Coral dashed edges carry the data; the solid green edge is the physical syslog hop. Cribl Edge drops verbose fields, routes by `event_type`, enriches and masks — the indexer takes a smaller, cleaner payload.

## NetFlow pipeline

NetFlow v9 / IPFIX from network devices follows the same shape on a different port.
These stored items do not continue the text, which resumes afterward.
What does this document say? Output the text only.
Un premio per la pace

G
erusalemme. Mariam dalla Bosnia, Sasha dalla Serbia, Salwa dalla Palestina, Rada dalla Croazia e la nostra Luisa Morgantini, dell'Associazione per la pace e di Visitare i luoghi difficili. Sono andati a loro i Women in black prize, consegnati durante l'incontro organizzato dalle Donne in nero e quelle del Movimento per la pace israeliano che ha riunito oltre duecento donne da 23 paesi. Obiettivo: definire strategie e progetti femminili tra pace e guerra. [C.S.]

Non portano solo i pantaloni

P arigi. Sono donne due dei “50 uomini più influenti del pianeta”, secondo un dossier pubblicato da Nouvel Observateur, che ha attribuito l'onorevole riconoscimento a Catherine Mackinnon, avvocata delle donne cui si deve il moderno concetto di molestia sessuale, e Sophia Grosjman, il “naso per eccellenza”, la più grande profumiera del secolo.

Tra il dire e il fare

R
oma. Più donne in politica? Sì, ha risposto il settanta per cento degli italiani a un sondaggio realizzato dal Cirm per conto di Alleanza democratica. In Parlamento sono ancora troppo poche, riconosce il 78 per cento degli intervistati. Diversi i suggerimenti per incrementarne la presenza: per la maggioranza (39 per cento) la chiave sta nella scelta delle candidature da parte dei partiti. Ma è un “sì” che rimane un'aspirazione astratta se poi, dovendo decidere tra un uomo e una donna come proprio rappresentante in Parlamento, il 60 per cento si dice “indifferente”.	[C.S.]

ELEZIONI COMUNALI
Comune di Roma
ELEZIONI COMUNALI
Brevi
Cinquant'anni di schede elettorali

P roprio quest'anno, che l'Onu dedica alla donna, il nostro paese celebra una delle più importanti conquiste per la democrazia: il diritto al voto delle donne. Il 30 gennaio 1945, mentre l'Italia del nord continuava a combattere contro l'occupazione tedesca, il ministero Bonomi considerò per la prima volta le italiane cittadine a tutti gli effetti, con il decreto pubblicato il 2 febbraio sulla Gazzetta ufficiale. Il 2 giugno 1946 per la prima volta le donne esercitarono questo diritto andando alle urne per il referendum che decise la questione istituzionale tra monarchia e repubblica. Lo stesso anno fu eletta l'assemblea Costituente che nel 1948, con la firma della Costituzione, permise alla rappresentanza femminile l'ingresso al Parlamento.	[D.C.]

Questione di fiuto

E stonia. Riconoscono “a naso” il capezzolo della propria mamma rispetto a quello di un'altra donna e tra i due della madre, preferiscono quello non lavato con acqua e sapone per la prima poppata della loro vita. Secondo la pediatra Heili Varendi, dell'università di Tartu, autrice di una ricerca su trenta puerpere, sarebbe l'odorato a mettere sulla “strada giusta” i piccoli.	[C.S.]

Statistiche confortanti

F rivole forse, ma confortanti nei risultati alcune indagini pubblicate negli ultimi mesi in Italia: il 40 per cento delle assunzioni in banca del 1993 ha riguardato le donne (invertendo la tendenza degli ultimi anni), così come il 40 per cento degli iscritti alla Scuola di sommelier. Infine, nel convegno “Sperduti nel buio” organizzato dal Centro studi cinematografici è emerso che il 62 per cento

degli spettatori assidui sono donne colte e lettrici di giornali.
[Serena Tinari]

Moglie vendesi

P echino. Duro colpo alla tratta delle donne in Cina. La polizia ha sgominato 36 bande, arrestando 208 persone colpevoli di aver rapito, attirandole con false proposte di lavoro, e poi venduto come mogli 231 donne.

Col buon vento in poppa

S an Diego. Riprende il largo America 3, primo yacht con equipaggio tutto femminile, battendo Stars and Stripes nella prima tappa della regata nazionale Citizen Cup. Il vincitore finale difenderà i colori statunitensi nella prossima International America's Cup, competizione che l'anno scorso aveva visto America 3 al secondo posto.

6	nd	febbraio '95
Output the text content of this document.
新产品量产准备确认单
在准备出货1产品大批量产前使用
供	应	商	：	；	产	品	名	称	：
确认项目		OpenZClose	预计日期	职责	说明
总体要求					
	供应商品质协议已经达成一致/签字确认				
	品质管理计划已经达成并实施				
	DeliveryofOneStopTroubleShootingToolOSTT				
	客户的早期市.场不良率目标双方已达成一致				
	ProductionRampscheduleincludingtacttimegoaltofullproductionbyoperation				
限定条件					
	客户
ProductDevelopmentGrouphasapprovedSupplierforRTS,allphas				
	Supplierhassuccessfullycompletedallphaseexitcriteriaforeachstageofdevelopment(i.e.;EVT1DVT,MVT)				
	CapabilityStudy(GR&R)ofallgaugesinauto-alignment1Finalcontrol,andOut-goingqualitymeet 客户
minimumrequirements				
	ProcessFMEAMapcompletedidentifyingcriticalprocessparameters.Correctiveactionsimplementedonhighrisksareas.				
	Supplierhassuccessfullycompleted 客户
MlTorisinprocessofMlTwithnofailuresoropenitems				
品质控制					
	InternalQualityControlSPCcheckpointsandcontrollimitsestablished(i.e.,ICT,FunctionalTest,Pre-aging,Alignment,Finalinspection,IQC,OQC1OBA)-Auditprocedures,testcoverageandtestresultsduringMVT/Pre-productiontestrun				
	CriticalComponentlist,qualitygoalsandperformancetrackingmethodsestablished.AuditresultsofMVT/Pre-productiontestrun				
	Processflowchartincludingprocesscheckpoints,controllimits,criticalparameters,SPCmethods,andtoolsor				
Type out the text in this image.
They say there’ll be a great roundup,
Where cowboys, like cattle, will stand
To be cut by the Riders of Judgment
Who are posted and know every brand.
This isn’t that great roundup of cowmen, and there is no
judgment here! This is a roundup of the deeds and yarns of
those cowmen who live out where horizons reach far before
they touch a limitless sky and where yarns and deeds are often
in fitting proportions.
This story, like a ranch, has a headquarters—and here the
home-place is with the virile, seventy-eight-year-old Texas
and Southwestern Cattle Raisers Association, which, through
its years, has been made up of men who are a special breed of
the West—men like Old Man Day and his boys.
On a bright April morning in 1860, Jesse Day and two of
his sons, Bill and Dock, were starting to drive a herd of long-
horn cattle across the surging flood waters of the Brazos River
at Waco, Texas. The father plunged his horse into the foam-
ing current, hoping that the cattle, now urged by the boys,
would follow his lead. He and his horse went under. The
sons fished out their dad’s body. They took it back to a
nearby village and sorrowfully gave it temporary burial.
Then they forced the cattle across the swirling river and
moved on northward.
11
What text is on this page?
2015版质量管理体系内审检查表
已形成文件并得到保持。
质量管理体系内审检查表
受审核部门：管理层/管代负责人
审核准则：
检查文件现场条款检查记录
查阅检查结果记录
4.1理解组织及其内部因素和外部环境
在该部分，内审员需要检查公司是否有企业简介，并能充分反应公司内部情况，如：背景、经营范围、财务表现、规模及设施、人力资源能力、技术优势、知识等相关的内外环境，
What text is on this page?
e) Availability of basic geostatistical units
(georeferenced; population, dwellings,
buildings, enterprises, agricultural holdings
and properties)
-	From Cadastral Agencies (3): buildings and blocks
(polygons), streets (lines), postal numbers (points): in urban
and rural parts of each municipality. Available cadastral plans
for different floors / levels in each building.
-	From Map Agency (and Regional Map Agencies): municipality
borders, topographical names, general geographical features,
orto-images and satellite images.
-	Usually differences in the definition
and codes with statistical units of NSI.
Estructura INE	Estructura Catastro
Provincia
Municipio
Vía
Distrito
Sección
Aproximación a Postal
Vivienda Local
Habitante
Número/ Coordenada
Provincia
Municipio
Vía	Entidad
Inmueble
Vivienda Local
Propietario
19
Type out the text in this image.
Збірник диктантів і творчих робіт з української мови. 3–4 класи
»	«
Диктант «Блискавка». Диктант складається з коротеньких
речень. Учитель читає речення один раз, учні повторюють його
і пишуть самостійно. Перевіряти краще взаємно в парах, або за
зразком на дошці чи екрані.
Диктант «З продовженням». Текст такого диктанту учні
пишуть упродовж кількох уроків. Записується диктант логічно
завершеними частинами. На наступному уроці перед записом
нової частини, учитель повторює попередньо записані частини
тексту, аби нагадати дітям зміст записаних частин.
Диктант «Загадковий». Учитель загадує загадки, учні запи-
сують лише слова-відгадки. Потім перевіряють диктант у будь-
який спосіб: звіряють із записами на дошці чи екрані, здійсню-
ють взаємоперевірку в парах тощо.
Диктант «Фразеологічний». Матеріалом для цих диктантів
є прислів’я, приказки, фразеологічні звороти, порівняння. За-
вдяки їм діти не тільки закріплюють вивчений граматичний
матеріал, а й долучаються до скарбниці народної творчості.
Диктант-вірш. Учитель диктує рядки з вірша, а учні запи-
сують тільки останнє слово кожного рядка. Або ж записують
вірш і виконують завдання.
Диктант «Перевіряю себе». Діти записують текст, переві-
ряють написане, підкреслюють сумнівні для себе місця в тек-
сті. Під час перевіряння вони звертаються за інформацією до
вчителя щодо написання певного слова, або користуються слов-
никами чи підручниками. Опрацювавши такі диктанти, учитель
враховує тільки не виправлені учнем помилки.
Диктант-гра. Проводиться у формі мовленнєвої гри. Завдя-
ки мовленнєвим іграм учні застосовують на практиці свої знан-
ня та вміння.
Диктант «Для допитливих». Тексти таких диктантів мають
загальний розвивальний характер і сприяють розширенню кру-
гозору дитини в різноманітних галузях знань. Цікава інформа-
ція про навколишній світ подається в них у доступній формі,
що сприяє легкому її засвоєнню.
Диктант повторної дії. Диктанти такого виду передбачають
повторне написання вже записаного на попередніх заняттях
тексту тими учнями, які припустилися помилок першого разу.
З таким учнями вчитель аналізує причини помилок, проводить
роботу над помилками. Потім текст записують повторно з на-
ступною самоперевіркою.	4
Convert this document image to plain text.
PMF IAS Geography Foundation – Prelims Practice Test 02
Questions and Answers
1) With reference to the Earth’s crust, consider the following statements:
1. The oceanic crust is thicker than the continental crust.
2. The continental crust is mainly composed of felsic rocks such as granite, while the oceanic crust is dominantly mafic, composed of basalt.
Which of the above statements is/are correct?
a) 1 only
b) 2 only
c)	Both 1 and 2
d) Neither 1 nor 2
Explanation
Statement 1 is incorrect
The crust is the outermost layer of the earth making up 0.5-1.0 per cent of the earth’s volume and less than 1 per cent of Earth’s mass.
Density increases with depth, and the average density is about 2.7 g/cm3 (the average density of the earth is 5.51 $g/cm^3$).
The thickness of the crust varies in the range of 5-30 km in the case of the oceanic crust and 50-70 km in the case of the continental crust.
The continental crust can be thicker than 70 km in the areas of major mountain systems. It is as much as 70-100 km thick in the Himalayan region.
UDP is loss-tolerant by design, so HAProxy distributes rather than fails over.

```mermaid theme={null}
%%{init: {'theme':'base','look':'handDrawn','themeVariables':{'fontFamily':'Geist','fontSize':'14px','primaryColor':'#102937','primaryTextColor':'#F4EFE6','primaryBorderColor':'#4FB3A9','lineColor':'#4FB3A9','secondaryColor':'#0B1D2A','tertiaryColor':'#1A2A38','clusterBkg':'rgba(79,179,169,0.08)','clusterBorder':'#4FB3A9'}}}%%
flowchart LR
  Net([Network devices<br/>NetFlow udp/2055])
  HA([HAProxy<br/>udp/2055])
  EA([Cribl Edge A])
  EB([Cribl Edge B])
  SP[(Splunk Enterprise<br/>HEC :8088)]

  Net --> HA
  HA --> EA --> SP
  HA --> EB --> SP

  classDef edge fill:#102937,stroke:#4FB3A9,stroke-width:2px,color:#F4EFE6;
  classDef proxy fill:#102937,stroke:#E06B4A,stroke-width:2px,color:#F4EFE6;
  classDef store fill:#102937,stroke:#F4EFE6,stroke-width:2px,color:#F4EFE6;

  class Net,EA,EB edge
  class HA proxy
  class SP store

  linkStyle 0 stroke:#4FB3A9,stroke-width:2px;
  linkStyle 1,2,3,4 stroke:#E06B4A,stroke-width:2px,stroke-dasharray:4 3;
```

Cribl pipelines de-duplicate, parse flow records, and aggregate by tuple before forwarding.

## What lives where

| Layer                     | Provisioned by                                                   | Configured by                                                                  | Source repo |
| ------------------------- | ---------------------------------------------------------------- | ------------------------------------------------------------------------------ | ----------- |
| Proxmox host / VMs / LXCs | [tofu-proxmox](https://github.com/JacobPEvans/terraform-proxmox) | [ansible-proxmox](https://github.com/JacobPEvans/ansible-proxmox)              | both        |
| HAProxy                   | (Ansible role)                                                   | [ansible-proxmox-apps](https://github.com/JacobPEvans/ansible-proxmox-apps)    | apps repo   |
| Cribl Edge                | (Ansible role)                                                   | [ansible-proxmox-apps](https://github.com/JacobPEvans/ansible-proxmox-apps)    | apps repo   |
| Splunk Enterprise         | (manual / Ansible)                                               | [ansible-splunk](https://github.com/JacobPEvans/ansible-splunk)                | splunk repo |
| Cribl pipelines           | (manual / Cribl pack)                                            | [cc-edge-\* packs](https://github.com/JacobPEvans?tab=repositories\&q=cc-edge) | pack repos  |
| Splunk knowledge objects  | n/a                                                              | Splunk TA (AI observability)                                                   | TA repo     |

## DR posture

Splunk Cloud failover is provisioned via [tofu-aws](https://github.com/JacobPEvans/terraform-aws) — AWS resources (EC2, S3, Route 53) that come up cold and accept the same HEC traffic if the home cluster is offline. Cribl Edge routes can be flipped to point at the AWS endpoint with a single config change.